In the sidebar on the left, under IAM & Admin, select Service Accounts and click on Create Service Account. Choose any name, select Cloud Speech Administrator role as well as Storage Object User, and click Done. If you are reusing an existing service account, go to IAM instead to add this role to the service account.
Then, under the newly created service account, go to the Keys tab and click on “Add Key” to create a JSON file containing the service account credentials. Download the JSON file to your computer for future use.
Finally, create a Google Gemini API key by visiting the AI Studio.
Step 1: Upload to cloud storage
As a first step, the agent must upload any new recording to Google Cloud Storage.
Visit this Colab notebook for the full demo in Python.
Step 2: Transcribe
In this step, the agent calls Google Cloud’s Speech-to-Text API v1 with diarization.
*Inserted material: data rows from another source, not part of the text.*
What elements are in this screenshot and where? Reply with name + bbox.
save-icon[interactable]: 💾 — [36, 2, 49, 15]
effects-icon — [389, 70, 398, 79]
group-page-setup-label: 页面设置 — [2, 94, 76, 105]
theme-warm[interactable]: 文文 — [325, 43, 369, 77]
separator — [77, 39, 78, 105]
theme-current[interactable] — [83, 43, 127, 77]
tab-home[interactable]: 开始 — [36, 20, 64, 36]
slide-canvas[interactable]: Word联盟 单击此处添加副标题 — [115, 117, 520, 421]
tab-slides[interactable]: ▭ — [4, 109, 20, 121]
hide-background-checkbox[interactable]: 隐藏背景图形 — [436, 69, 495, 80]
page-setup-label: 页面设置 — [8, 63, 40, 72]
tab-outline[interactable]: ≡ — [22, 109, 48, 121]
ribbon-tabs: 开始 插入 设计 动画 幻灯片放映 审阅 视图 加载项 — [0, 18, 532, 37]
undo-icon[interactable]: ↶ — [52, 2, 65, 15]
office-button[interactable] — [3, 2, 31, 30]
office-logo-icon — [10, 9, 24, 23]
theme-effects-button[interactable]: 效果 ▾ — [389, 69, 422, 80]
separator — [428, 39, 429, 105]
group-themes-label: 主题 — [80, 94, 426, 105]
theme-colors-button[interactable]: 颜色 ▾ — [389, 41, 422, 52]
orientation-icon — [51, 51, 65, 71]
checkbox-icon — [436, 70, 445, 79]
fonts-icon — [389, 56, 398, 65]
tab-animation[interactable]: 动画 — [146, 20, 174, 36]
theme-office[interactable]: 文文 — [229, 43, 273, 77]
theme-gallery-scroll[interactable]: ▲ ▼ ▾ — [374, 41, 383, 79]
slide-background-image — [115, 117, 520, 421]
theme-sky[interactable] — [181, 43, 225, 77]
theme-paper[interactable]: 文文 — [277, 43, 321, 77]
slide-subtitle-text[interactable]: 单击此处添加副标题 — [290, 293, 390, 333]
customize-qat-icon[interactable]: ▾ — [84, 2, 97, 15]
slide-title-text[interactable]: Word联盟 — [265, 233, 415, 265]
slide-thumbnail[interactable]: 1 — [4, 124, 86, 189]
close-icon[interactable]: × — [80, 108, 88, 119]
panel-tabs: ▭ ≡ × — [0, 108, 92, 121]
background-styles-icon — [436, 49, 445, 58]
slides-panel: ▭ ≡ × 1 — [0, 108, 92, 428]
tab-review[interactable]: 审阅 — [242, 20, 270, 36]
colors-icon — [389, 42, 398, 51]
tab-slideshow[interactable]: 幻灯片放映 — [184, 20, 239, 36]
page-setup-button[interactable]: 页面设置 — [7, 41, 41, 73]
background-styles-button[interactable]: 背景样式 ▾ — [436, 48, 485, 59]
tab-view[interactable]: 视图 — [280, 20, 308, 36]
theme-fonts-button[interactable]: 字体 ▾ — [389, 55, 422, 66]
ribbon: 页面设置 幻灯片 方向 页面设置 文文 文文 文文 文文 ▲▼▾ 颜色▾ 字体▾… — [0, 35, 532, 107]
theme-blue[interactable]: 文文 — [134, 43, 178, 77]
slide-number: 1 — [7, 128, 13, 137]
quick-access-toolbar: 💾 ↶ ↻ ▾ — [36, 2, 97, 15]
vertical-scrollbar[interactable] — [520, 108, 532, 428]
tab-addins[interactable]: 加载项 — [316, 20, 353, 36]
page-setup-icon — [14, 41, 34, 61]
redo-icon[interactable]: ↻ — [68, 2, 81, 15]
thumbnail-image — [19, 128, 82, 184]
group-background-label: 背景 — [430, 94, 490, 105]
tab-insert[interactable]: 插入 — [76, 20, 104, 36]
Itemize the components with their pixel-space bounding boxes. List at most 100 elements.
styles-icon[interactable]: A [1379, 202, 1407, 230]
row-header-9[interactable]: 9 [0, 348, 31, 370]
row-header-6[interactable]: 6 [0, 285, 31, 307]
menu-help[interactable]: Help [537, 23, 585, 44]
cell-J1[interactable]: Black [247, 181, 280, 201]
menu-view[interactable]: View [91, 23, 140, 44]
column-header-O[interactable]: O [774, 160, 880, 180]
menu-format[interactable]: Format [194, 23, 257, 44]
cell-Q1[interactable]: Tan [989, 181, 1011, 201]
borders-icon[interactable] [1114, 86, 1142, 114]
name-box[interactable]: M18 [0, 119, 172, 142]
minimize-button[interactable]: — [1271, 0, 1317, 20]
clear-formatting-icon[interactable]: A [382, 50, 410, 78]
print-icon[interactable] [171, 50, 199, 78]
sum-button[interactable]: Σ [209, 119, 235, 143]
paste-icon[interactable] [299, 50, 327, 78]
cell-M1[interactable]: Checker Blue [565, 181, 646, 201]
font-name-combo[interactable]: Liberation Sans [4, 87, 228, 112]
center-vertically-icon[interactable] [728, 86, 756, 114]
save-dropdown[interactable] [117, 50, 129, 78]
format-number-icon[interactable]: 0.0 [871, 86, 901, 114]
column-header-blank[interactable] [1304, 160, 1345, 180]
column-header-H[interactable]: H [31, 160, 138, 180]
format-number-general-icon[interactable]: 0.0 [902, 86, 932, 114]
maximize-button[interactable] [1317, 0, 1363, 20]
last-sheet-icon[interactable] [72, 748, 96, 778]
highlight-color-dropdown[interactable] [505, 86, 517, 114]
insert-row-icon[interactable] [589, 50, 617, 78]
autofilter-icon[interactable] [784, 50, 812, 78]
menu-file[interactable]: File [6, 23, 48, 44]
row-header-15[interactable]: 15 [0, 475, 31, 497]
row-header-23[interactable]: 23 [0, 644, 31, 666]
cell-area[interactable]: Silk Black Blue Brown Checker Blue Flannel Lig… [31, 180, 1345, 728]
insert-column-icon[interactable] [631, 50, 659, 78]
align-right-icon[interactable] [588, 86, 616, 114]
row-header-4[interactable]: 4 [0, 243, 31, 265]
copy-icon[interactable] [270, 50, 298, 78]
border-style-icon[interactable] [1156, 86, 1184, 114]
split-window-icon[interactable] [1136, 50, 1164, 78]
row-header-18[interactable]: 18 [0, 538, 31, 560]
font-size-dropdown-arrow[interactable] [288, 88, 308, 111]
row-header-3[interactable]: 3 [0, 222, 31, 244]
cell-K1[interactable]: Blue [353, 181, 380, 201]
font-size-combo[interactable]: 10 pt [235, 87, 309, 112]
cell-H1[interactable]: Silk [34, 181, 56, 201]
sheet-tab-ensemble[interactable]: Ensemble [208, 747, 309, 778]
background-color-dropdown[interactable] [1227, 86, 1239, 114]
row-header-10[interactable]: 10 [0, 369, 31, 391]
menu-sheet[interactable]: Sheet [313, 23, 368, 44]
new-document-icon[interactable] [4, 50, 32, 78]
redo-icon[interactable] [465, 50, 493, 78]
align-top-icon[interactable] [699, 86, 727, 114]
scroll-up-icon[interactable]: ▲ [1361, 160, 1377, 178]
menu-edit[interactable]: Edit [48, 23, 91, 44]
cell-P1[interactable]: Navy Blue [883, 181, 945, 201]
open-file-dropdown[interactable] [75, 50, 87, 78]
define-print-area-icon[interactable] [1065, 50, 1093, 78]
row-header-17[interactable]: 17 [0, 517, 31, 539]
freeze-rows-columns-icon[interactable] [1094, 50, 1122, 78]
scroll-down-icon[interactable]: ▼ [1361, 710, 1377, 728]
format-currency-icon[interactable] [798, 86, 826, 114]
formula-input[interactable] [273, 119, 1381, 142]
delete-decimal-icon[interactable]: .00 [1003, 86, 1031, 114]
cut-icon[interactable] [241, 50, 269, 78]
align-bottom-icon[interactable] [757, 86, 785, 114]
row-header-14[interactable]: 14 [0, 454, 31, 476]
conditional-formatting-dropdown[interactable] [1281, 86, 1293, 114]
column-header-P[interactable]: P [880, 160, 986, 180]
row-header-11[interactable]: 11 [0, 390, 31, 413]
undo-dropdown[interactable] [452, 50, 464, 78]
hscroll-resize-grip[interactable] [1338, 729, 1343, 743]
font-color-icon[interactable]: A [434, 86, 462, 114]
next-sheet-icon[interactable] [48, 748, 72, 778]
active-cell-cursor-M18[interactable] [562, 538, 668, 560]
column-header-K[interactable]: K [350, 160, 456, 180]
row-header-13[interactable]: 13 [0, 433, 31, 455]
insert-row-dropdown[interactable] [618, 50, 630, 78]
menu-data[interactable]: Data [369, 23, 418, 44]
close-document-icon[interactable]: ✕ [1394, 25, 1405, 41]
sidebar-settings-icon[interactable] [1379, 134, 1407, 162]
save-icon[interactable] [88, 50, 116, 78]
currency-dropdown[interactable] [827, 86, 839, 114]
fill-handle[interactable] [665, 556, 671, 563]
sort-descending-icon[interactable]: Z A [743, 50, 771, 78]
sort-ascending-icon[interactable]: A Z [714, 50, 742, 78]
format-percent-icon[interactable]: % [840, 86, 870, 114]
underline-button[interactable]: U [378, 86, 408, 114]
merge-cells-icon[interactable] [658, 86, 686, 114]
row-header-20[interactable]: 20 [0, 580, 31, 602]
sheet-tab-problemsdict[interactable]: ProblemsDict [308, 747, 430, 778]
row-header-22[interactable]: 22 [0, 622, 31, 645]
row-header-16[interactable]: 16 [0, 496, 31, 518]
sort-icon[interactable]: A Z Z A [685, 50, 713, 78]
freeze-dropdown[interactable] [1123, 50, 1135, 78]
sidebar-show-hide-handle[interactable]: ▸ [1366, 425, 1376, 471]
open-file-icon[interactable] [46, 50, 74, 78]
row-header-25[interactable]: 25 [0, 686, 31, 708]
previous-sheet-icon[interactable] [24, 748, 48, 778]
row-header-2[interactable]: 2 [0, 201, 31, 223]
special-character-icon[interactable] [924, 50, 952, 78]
Each meeting transcription may take 15 minutes or longer.
Visit this Colab notebook for the full demo in Python (same notebook as above).
You can adapt the following script.
Step 3: Summarize
In this step, the agent calls Google Cloud’s Gemini API with an affordable model such as Gemini 2.0 Flash, to request a list of decisions/agreements and a list of next steps.
Here is a summarization prompt that you can use with your favorite LLM API.
prompt = f"""Summarize the following text provided between the <text> tags, by generating a Markdown summary in the format provided between the <example> tags.
The Markdown summary consists of two bullet points, 'summary' and 'next steps', each with less than 10 sub-bullet points.
Under summary, please make sure to list the main agreements and decisions reached.add()
Under next steps, please make sure the list the agreed actions and next steps.
Bullet points must start with a star character.
Sub bullet points must be indented with 4 spaces followed by a * character.
Please do not include any other text in your response, other than the list of bullet points.
<text>
{transcript}
</text>
Here is an illustrative example of the output:
<example>
* Summary
* The meeting participants agreed to pursue business relationships
* Next steps
* The meeting participants agreed to meet again in two weeks.
* They will revert back with names of potential team members within 1 week.
</example>
"""
Visit this Colab notebook for the full demo in Python (same notebook as above).
Takeaway messages
Having an AI meeting note taker at your beck and call is a fantastic time saver. However, if you feel unsure about trusting a 1-year-old startup with your most sensitive data, you can easily build that agent capability in-house using Google Cloud.